Crump called for the immediate release of the full, unedited surveillance video, noting that the officer “admitted he provided no verbal warning.”

Brocato and City Attorney Phillip Corley told reporters Wednesday they had handed over all video to the state attorney general and the Alabama Law Enforcement Agency, neither of which is likely to release the footage because of the parallel investigation into the shooting that preceded Bradford’s killing.

“Are we to accept that it is reasonable for our law enforcement officers to respond by acting on their inherent biases?” Crump asked. “In this case, it looks very much like the officer’s reasoning was ‘black man plus gun equals shoot.’ “

“The decision to evade a grand jury mimics the (darkest) patterns of injustice woven throughout Alabama’s sad history of race relations,” Crump said.

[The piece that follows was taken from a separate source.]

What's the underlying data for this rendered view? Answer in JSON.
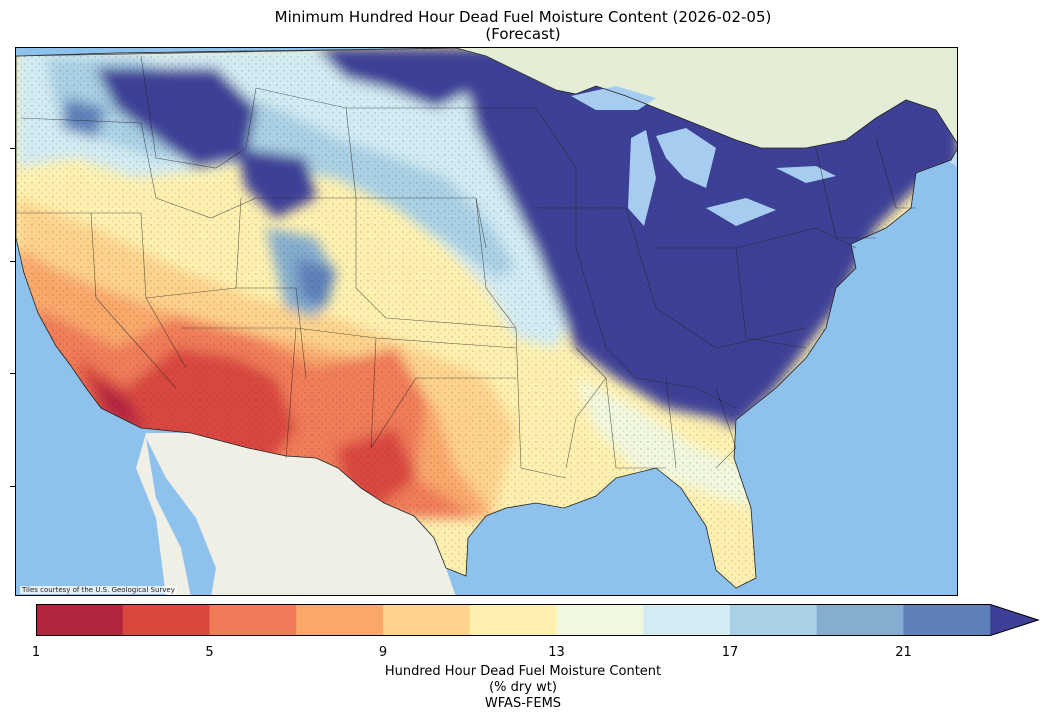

Crump accused the attorney general of “doing everything he can to exonerate the officer’s inexcusable actions, trying to justify the officer’s failure to follow proper procedures – and, more importantly, to ignore the civil rights of an innocent, law-abiding man who happened to be black.”

Added ACLU policy analyst Dillon Nettles, “The attorney general’s characterization of E.J. Bradford as a ‘threat’ that needed ‘eliminating’ reveals how little regard the attorney general has for the life of this black man.”

“The attorney general’s characterization of E.J. Bradford as a ‘threat’ that needed ‘eliminating’ reveals how little regard the attorney general has for the life of this black man,” Nettles said in a statement. “Police officers need to be held accountable when they shoot and kill innocent people.”

Confusion from the outset

Hoover police initially said Bradford shot Brian Wilson, 18, in the suburban mall and that an officer killed Bradford as he fled. Molly Davis, 12, also was shot, police said, adding it wasn’t clear by whom.

Police later changed the story, saying witnesses and forensic tests indicated that while Bradford may have been involved in an altercation, he likely did not fire the rounds that injured the victims.

His family has said Bradford was not at the mall with any of the victims or the suspect. He went there with his cousin and two friends and, possessing a permit to carry a weapon, pulled out his gun after the shooting began. He was helping people escape danger when he was killed, the family says.

Erron Brown, 20, was arrested days later in Georgia and charged with attempted murder in Wilson’s shooting, police said. Brown’s attorney has said video will clear his client. No charges have been filed in the shooting of the 12-year-old.

The officer who shot Bradford was on paid administrative leave pending the state investigation. Hoover police are also conducting an internal investigation that will likely take 30 days, the mayor said Wednesday.

The family has said its independent medical review showed Bradford had been shot three times in the back. The bullets struck him beneath his ear, at the base of his neck and just above his buttocks, Crump said.

CORRECTION: The headline on this story has been updated to correct when the shooting occurred.

CNN’s Alanne Orjoux and Kate Conerly contributed to this report.